After an implant is placed, a complex immune cascade follows that can lead to the following two possible outcomes, depending on the design of the implant[2] :

  • The response to an implant made with good osteoimmunodulatory properties includes the release of inflammatory factors that increase osteogenic cell recruitment and differentiation and therefore results in a stable implant
  • The response to an implant made with poor osteoimmunodulatory properties includes the release of inflammatory factors that promote excessive chronic inflammation with increased osteoclast activity, causing bone destruction, fibrous capsule formation, and implant loosening

An immune response always occurs. The key to success is to design implants with biomaterials that modulate the local immune environment from proinflammatory to healing.[3]  As stated by Alobaid et al, "[t]he ability to suppress adverse immune responses and promote beneficiary regulatory and pro-healing immune responses will improve the clinical outcome for implanted materials whether used as scaffolds for regenerative medicine applications or in medical devices."[52]

Dendritic cells control immune responses against implanted materials. Carbohydrates attached to tumor cells modulate dendritic cell function, switching them from inflammatory to tolerogenic; this hides the tumor from the host immune response. Use of monosaccharides as a surface coating for implants could potentially hide the implant from the host immune response in a similar manner.[52]
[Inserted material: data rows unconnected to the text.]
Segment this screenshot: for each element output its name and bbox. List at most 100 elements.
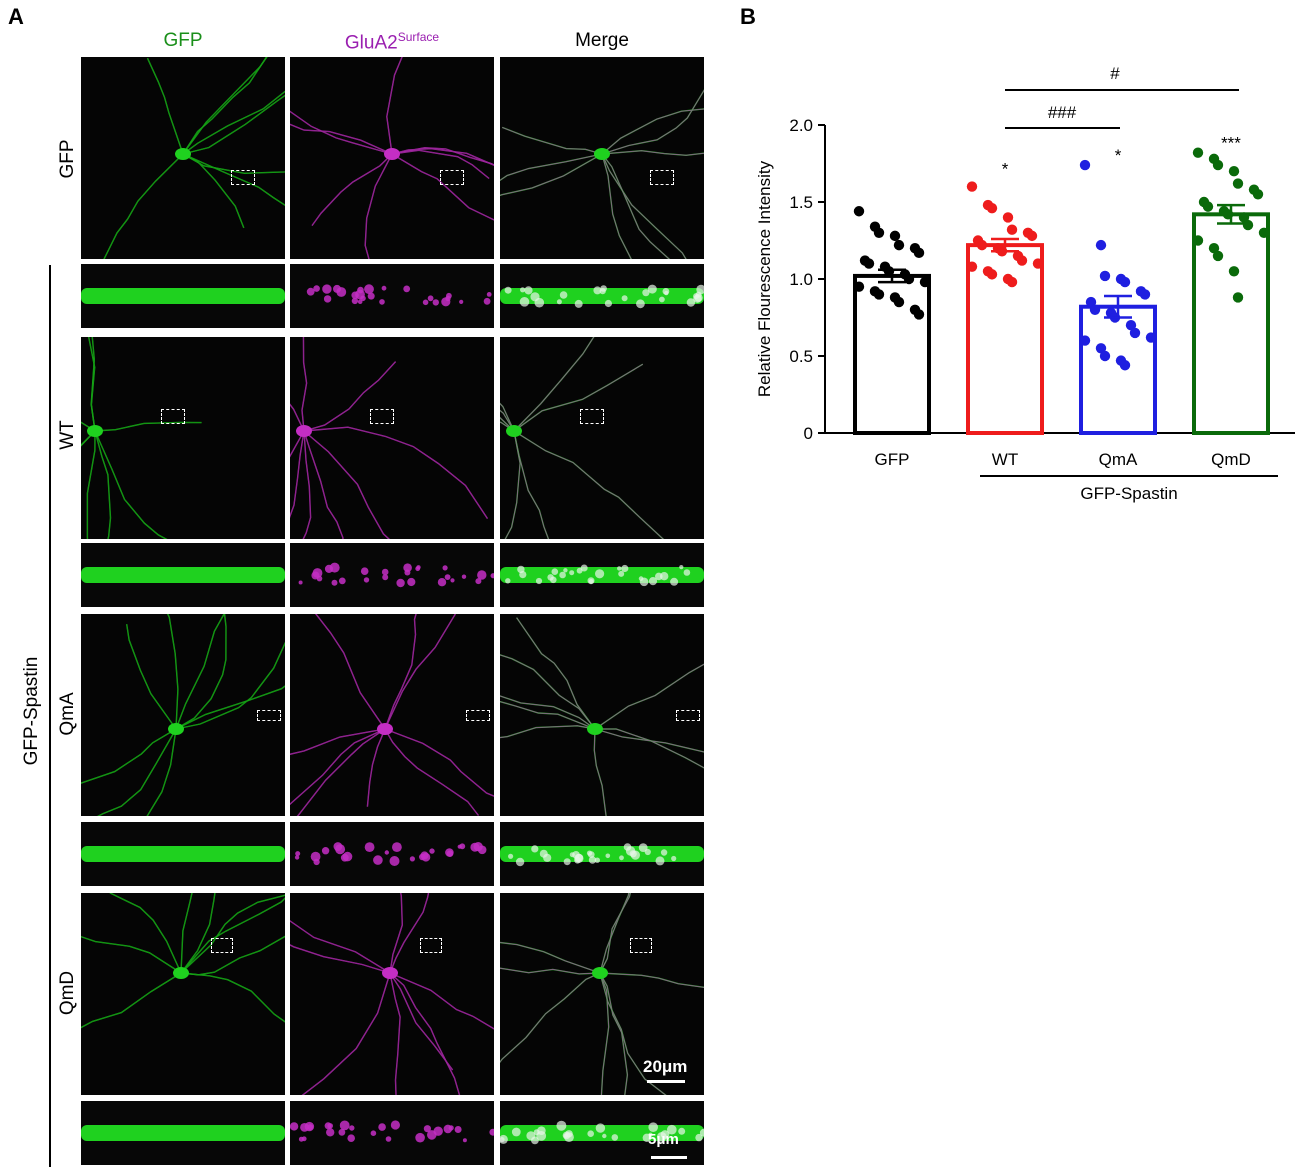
y-tick-label: 1.0 — [789, 270, 813, 289]
zoom-region-box — [161, 409, 185, 424]
zoom-region-box — [630, 938, 652, 953]
data-point-qma — [1095, 239, 1107, 251]
group-bracket-line — [49, 265, 51, 1167]
data-point-gfp — [873, 289, 885, 300]
data-point-qmd — [1242, 219, 1254, 231]
data-point-qma — [1145, 332, 1157, 343]
bar-qma — [1079, 304, 1157, 435]
group-label-gfp-spastin-chart: GFP-Spastin — [1080, 484, 1177, 503]
zoom-inset-gfp-merge — [500, 264, 704, 328]
zoom-region-box — [580, 409, 604, 424]
micrograph-qmd-merge — [500, 893, 704, 1095]
data-point-qma — [1079, 159, 1091, 171]
zoom-region-box — [650, 170, 674, 185]
micrograph-wt-gfp — [81, 337, 285, 539]
zoom-region-box — [466, 710, 490, 721]
zoom-inset-wt-glua2 — [290, 543, 494, 607]
data-point-wt — [976, 239, 988, 251]
data-point-qmd — [1252, 189, 1264, 200]
column-header-gfp: GFP — [163, 30, 203, 51]
significance-marker-wt: * — [1002, 160, 1009, 179]
row-label-gfp: GFP — [57, 139, 78, 179]
x-tick-label-qmd: QmD — [1211, 450, 1251, 469]
data-point-wt — [1006, 224, 1018, 235]
data-point-qmd — [1212, 250, 1224, 262]
y-tick-label: 2.0 — [789, 116, 813, 135]
micrograph-gfp-merge — [500, 57, 704, 259]
data-point-qma — [1099, 350, 1111, 362]
data-point-qma — [1139, 289, 1151, 300]
data-point-qma — [1099, 270, 1111, 282]
micrograph-gfp-glua2 — [290, 57, 494, 259]
zoom-inset-wt-merge — [500, 543, 704, 607]
data-point-qmd — [1238, 212, 1250, 223]
panel-b-letter: B — [740, 4, 756, 29]
data-point-gfp — [919, 276, 931, 288]
data-point-wt — [966, 261, 978, 272]
significance-marker-qmd: *** — [1221, 134, 1241, 153]
data-point-gfp — [853, 206, 865, 217]
zoom-inset-gfp-gfp — [81, 264, 285, 328]
zoom-inset-qma-merge — [500, 822, 704, 886]
data-point-qma — [1119, 276, 1131, 288]
panel-a-letter: A — [8, 4, 24, 29]
data-point-gfp — [889, 230, 901, 242]
micrograph-qma-gfp — [81, 614, 285, 816]
zoom-inset-qmd-merge — [500, 1101, 704, 1165]
data-point-qma — [1129, 327, 1141, 339]
data-point-gfp — [903, 273, 915, 285]
data-point-qmd — [1212, 159, 1224, 171]
micrograph-qmd-gfp — [81, 893, 285, 1095]
zoom-region-box — [231, 170, 255, 185]
column-header-merge: Merge — [575, 30, 629, 51]
data-point-qmd — [1202, 201, 1214, 212]
data-point-gfp — [873, 227, 885, 238]
data-point-wt — [1016, 255, 1028, 266]
data-point-qma — [1095, 343, 1107, 354]
zoom-inset-qmd-gfp — [81, 1101, 285, 1165]
zoom-inset-wt-gfp — [81, 543, 285, 607]
bar-chart: 0 0.5 1.0 1.5 2.0 Relative Flourescence Inten… — [755, 64, 1295, 503]
zoom-inset-qma-gfp — [81, 822, 285, 886]
data-point-qmd — [1192, 147, 1204, 158]
row-label-qma: QmA — [57, 692, 78, 736]
scale-bar-small — [651, 1156, 687, 1159]
zoom-inset-gfp-glua2 — [290, 264, 494, 328]
zoom-region-box — [370, 409, 394, 424]
micrograph-qma-glua2 — [290, 614, 494, 816]
x-tick-label-qma: QmA — [1099, 450, 1138, 469]
zoom-inset-qmd-glua2 — [290, 1101, 494, 1165]
y-tick-label: 0 — [804, 424, 813, 443]
data-point-qma — [1085, 296, 1097, 308]
data-point-gfp — [863, 258, 875, 269]
row-label-wt: WT — [57, 420, 78, 450]
data-point-qmd — [1232, 178, 1244, 189]
y-tick-label: 1.5 — [789, 193, 813, 212]
bar-wt — [966, 243, 1044, 435]
zoom-region-box — [257, 710, 281, 721]
comparison-label-wt-qma: ### — [1048, 103, 1077, 122]
data-point-wt — [1002, 212, 1014, 223]
data-point-qmd — [1228, 166, 1240, 177]
micrograph-gfp-gfp — [81, 57, 285, 259]
zoom-region-box — [440, 170, 464, 185]
data-point-gfp — [893, 239, 905, 251]
data-point-qma — [1119, 360, 1131, 371]
data-point-qma — [1079, 335, 1091, 346]
zoom-inset-qma-glua2 — [290, 822, 494, 886]
x-tick-label-wt: WT — [992, 450, 1018, 469]
x-tick-label-gfp: GFP — [875, 450, 910, 469]
data-point-qmd — [1228, 266, 1240, 277]
data-point-qmd — [1192, 235, 1204, 246]
micrograph-wt-glua2 — [290, 337, 494, 539]
comparison-label-wt-qmd: # — [1110, 64, 1120, 83]
scale-bar-label-small: 5μm — [648, 1131, 679, 1148]
scale-bar-label-large: 20μm — [643, 1057, 688, 1076]
y-axis-label: Relative Flourescence Intensity — [755, 160, 774, 397]
y-tick-label: 0.5 — [789, 347, 813, 366]
zoom-region-box — [211, 938, 233, 953]
data-point-qmd — [1208, 243, 1220, 254]
micrograph-qma-merge — [500, 614, 704, 816]
data-point-wt — [986, 202, 998, 214]
data-point-gfp — [913, 247, 925, 259]
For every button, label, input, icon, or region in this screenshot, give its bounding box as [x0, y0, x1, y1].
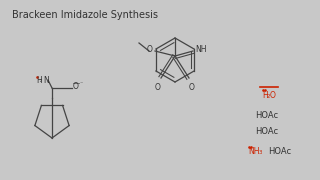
Text: H: H: [36, 75, 42, 84]
Text: N: N: [43, 75, 49, 84]
Text: 3: 3: [259, 150, 262, 156]
Text: O: O: [73, 82, 79, 91]
Text: H: H: [262, 91, 268, 100]
Text: O: O: [155, 83, 161, 92]
Text: NH: NH: [248, 147, 260, 156]
Text: 2: 2: [267, 93, 270, 98]
Text: HOAc: HOAc: [255, 111, 278, 120]
Text: NH: NH: [195, 44, 206, 53]
Text: ⁻: ⁻: [80, 82, 83, 87]
Text: ₂: ₂: [40, 78, 42, 82]
Text: O: O: [147, 44, 153, 53]
Text: HOAc: HOAc: [255, 127, 278, 136]
Text: O: O: [270, 91, 276, 100]
Text: HOAc: HOAc: [268, 147, 291, 156]
Text: Brackeen Imidazole Synthesis: Brackeen Imidazole Synthesis: [12, 10, 158, 20]
Text: O: O: [189, 83, 195, 92]
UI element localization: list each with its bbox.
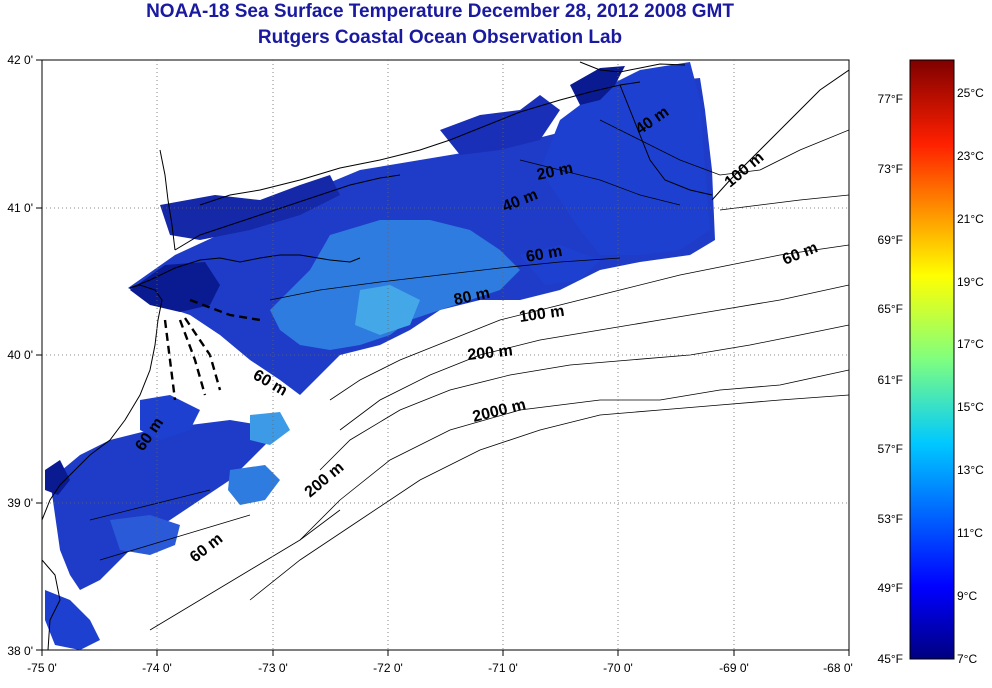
colorbar-c-label: 15°C [957, 400, 984, 414]
colorbar-c-label: 21°C [957, 212, 984, 226]
sst-imagery [45, 62, 715, 650]
depth-label: 200 m [467, 342, 514, 364]
colorbar-f-label: 49°F [878, 581, 903, 595]
depth-label: 60 m [525, 243, 564, 266]
colorbar-f-label: 69°F [878, 233, 903, 247]
map-title: NOAA-18 Sea Surface Temperature December… [146, 1, 734, 22]
colorbar-f-label: 57°F [878, 442, 903, 456]
depth-label: 100 m [518, 303, 565, 326]
colorbar-f-label: 53°F [878, 512, 903, 526]
lon-tick-label: -74 0' [142, 661, 172, 675]
colorbar-f-label: 77°F [878, 92, 903, 106]
colorbar-c-label: 11°C [957, 526, 983, 540]
lon-tick-labels: -75 0' -74 0' -73 0' -72 0' -71 0' -70 0… [27, 661, 853, 675]
lon-tick-label: -70 0' [603, 661, 633, 675]
shipping-lanes [163, 298, 261, 401]
colorbar-c-label: 19°C [957, 275, 984, 289]
lat-tick-label: 42 0' [7, 53, 33, 67]
colorbar-f-label: 73°F [878, 162, 903, 176]
lat-tick-label: 40 0' [7, 348, 33, 362]
bathymetry-contours [89, 119, 849, 631]
lon-tick-label: -68 0' [823, 661, 853, 675]
colorbar-fahrenheit-labels: 77°F 73°F 69°F 65°F 61°F 57°F 53°F 49°F … [878, 92, 903, 666]
map-frame [41, 59, 850, 651]
axis-ticks [36, 59, 850, 656]
colorbar-c-label: 17°C [957, 337, 984, 351]
colorbar-c-label: 7°C [957, 652, 977, 666]
lon-tick-label: -69 0' [719, 661, 749, 675]
coastline [42, 61, 849, 650]
lon-tick-label: -73 0' [258, 661, 288, 675]
lat-tick-label: 39 0' [7, 496, 33, 510]
colorbar-c-label: 9°C [957, 589, 977, 603]
colorbar-celsius-labels: 25°C 23°C 21°C 19°C 17°C 15°C 13°C 11°C … [957, 86, 984, 666]
lat-tick-label: 41 0' [7, 201, 33, 215]
lon-tick-label: -72 0' [373, 661, 403, 675]
colorbar-f-label: 65°F [878, 302, 903, 316]
lon-tick-label: -71 0' [488, 661, 518, 675]
lat-tick-labels: 42 0' 41 0' 40 0' 39 0' 38 0' [7, 53, 33, 658]
colorbar-f-label: 61°F [878, 373, 903, 387]
colorbar-c-label: 23°C [957, 149, 984, 163]
lat-lon-grid [42, 60, 849, 650]
colorbar-c-label: 13°C [957, 463, 984, 477]
colorbar-f-label: 45°F [878, 652, 903, 666]
colorbar-gradient [909, 59, 955, 660]
map-subtitle: Rutgers Coastal Ocean Observation Lab [257, 27, 623, 48]
colorbar-c-label: 25°C [957, 86, 984, 100]
temperature-colorbar: 77°F 73°F 69°F 65°F 61°F 57°F 53°F 49°F … [878, 59, 984, 666]
lon-tick-label: -75 0' [27, 661, 57, 675]
lat-tick-label: 38 0' [7, 644, 33, 658]
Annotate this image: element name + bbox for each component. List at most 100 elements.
The surface of a biomaterial is the interface with the biologic microenvironment and determines the host response to the implant.[2]  Properties of biomaterials that can be manipulated (osteoimmunomodulated) to promote a positive immune response include the following[3] :

  • Surface topography
  • Wettability
  • Surface charge
  • Stimulation of the release of regenerative bioactive molecules and inhibition of the release of proinflammatory molecules

Surface topography

Surface topography can stimulate immune cell functions in such a way as to provide a favorable osteoimmune environment for bone incorporation. Surface roughness promotes positive cytokine secretion and improves immune cell adhesion.[2, 3] Titanium oxide nanotube structures increase surface area, thereby improving macrophage adhesion. Electrospun fibers promote bone regeneration scaffolds by virtue of their similarity to natural collagen fibrils. Pores allow vascularization and provide regulatory cues to the immune system, depending on their size and number.[3] Larger pores decrease inflammation.[2]


Wettability is strongly associated with protein layer absorption, blood clot formation and fibrin formation. Hydrophilic materials are protein-resistant[2, 3]  and decrease macrophage adhesion, thus enhancing osseointegration. When a hydrophilic surface is combined with a rough surface topography, there is a synergistic effect that yields even greater release of anti-inflammatory cytokines.[3] Hydrophobic materials have an intrinsic immunogenicity with increased monocyte adhesion.[2]

Surface charge

Surface charge changes the immune response. Anionic/neutral particles decrease inflammatory reactions, whereas cations increase inflammation.[2, 3] Various antioxidants may modulate a favorable immune response, incuding quercetin, resveratrol, and curcumin.[2]

Stimulation and inhibition of bioactive molecules

Stimulation of T cells to secrete highly immunosuppressive cytokines (eg, IL-17) may promote tolerance of implants.[52] On the other hand, inhibition of inflammatory cytokines is also a powerful method for reducing inflammation, inhibiting osteoclastogenesis, and preventing osteolysis and implant loosening. TNF-α, IL-1, and IL-6 are related to excessive inflammation with higher RANKL/OPG ratios and more active osteoclast functions.

Unfortunately, control of the signaling pathways that regulate immune cytokines is difficult and complex, and further research is required before such control can be brought within reach.[3] Carbohydrates/monosaccharides may have promising potential as materials with high immune compatibility and the ability to positively modify immune responses by stimulating dendritic cells to support T-cell phenotypes that are highly immunosuppressive.[52]